﻿What is the story of linear algebra?


You start with identifying what is a “vector space”, including interesting subsets of vector spaces being vector spaces under specific conditions.


Next, you want to classify vector spaces. It turns out dimension is the only invariant. We define dimension as the cardinality of the basis set, and the basis set as any set that is linearly independent, but spans the whole space (we also have to show this is well defined). Linear independence means that two vectors are not in the same axis. In other words not a scalar multiple of the other. The span condition pretty much says you should be able to take a direct sum of all the candidate basis vectors.


Anyways, so now we’ve classified vector spaces. Next step is to enter into the interesting part of linear algebra: the fact that linear maps (the structure preserving maps of vector spaces) have in fact a vector space structure themselves.

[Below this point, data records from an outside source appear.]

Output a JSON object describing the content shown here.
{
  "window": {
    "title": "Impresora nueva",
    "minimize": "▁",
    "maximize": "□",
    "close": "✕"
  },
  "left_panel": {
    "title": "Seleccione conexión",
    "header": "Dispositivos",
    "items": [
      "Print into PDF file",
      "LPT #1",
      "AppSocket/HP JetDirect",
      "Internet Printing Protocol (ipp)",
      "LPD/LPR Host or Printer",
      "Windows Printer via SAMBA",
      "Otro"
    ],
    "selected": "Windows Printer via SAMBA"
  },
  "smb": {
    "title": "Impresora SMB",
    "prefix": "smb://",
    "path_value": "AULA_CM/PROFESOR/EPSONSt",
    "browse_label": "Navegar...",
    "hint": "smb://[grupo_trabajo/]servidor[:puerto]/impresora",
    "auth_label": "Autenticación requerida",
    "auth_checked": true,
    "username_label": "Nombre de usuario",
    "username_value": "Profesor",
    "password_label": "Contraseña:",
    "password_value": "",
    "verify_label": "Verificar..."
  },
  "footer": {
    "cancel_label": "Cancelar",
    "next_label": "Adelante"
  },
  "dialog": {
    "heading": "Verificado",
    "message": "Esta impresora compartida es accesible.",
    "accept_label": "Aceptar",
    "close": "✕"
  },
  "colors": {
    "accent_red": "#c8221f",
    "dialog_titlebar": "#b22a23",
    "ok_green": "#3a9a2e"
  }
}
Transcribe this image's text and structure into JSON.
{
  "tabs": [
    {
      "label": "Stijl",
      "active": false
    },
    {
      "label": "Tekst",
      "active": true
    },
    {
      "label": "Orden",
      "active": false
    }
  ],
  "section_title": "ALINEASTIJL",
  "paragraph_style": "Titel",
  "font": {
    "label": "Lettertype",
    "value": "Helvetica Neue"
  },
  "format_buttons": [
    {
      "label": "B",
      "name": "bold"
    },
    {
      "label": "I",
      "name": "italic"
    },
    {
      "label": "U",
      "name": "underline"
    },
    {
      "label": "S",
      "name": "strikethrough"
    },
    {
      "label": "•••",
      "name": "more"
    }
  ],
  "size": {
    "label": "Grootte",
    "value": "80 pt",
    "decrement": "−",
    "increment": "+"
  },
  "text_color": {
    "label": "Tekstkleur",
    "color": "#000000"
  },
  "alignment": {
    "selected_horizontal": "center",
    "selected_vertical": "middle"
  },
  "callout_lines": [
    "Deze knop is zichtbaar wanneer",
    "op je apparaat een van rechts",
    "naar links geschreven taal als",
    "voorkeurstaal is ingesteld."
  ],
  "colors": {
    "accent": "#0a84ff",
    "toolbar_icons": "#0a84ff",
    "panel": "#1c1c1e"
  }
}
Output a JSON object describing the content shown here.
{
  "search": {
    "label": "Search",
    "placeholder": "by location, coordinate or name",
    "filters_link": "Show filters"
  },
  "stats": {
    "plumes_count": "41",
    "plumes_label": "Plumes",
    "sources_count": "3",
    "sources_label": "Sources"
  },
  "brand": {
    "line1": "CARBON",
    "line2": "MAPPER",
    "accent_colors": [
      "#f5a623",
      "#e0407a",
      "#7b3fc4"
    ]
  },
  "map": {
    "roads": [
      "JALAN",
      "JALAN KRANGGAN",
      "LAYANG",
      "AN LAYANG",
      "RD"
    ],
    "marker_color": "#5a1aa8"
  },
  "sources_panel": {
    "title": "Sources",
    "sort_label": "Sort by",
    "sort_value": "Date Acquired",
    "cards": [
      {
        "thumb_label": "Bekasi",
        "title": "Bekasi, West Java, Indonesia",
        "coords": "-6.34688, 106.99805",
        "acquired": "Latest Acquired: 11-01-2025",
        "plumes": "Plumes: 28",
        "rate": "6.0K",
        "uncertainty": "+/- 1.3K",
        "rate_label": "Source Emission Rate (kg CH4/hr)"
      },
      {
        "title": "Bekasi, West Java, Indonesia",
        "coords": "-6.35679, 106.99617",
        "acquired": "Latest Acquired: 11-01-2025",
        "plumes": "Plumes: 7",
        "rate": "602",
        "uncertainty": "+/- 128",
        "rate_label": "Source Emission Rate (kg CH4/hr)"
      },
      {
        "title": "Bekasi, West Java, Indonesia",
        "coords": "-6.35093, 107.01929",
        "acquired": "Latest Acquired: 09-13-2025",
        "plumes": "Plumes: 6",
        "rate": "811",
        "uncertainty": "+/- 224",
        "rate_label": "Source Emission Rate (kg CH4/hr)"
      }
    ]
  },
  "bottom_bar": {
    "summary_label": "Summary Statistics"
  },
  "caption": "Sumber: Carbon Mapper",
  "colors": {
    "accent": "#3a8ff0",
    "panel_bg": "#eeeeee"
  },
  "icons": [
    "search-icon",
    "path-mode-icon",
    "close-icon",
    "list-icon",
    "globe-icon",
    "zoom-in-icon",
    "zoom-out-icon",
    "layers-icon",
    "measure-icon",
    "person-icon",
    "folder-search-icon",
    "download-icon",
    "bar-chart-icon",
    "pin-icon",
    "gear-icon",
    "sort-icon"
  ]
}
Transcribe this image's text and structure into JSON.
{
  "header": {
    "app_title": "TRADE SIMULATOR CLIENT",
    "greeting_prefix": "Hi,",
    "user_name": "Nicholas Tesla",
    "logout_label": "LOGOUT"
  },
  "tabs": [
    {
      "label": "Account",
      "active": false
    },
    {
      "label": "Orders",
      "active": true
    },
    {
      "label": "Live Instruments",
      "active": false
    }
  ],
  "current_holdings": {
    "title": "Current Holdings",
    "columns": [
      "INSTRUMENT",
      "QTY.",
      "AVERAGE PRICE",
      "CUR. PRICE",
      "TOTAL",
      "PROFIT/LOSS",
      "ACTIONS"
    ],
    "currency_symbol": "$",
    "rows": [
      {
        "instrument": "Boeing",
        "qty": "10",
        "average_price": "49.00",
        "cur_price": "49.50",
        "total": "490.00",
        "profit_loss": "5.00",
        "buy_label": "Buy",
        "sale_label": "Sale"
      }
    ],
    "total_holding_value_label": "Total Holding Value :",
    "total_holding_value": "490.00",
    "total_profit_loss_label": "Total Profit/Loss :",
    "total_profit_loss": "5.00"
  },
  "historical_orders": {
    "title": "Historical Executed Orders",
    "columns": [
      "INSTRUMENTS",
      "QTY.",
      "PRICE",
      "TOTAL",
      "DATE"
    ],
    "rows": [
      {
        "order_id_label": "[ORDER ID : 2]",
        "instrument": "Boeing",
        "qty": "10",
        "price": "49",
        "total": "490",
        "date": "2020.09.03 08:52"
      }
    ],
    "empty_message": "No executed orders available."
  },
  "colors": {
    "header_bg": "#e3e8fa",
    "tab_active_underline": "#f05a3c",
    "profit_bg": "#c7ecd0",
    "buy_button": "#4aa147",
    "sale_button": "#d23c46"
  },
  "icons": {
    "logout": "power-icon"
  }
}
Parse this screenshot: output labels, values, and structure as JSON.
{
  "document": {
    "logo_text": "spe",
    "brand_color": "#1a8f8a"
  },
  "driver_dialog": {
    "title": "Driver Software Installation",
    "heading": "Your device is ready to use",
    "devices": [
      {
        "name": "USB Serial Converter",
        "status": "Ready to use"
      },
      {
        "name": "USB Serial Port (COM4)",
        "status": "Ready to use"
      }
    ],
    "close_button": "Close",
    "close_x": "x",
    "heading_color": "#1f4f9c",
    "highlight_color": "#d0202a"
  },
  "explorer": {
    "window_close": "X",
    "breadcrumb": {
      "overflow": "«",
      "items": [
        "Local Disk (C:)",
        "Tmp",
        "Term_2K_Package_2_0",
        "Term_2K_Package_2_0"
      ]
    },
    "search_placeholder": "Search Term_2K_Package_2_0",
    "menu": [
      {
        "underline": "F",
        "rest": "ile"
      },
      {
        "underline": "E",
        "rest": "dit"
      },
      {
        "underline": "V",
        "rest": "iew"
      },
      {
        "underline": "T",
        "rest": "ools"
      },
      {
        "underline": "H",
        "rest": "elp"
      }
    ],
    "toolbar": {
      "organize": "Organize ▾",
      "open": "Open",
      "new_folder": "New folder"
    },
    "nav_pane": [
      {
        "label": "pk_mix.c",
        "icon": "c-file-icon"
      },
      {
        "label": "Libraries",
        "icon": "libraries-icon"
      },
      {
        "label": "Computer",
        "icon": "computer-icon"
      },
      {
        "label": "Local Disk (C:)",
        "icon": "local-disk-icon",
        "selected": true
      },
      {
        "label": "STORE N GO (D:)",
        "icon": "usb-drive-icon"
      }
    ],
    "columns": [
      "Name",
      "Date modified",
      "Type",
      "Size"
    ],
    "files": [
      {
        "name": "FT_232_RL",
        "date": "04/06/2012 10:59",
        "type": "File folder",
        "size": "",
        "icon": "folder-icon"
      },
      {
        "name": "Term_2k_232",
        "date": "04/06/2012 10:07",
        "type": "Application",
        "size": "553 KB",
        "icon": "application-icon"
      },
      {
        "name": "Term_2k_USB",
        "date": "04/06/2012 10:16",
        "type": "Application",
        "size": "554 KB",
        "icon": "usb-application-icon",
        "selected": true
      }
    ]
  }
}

Next is eigenvectors, which pretty much just means reducing down the “behavior” of a linear map down into its most simple components (the eigenvectors). Eigenvectors pretty much guarantee that whatever basis you’re in, the components of the linear map will be scalar multiple of themselves (by the eigenvalue). This makes eigenvectors quite special for computation because if you take the basis vectors to be eigenvectors, then the linear map scales along the principal axis. So for repeated matrix multiplication (such as arbitrary powers), then eigenvectors come in quite handy. Another thing is that the product of the eigenvalues is the determinant of a linear transformation.


Next is inner product spaces. Basically we want to be able to tell apart distances and angles, so we introduce this (0,2)-tensor that’s symmetric so a*b is b*a, that’s called the inner product (with a few other restrictions, like positive-zero only, and one other). Inner products are their own category, with their orthogonal basis, and their own operators. I honestly don’t know it that well.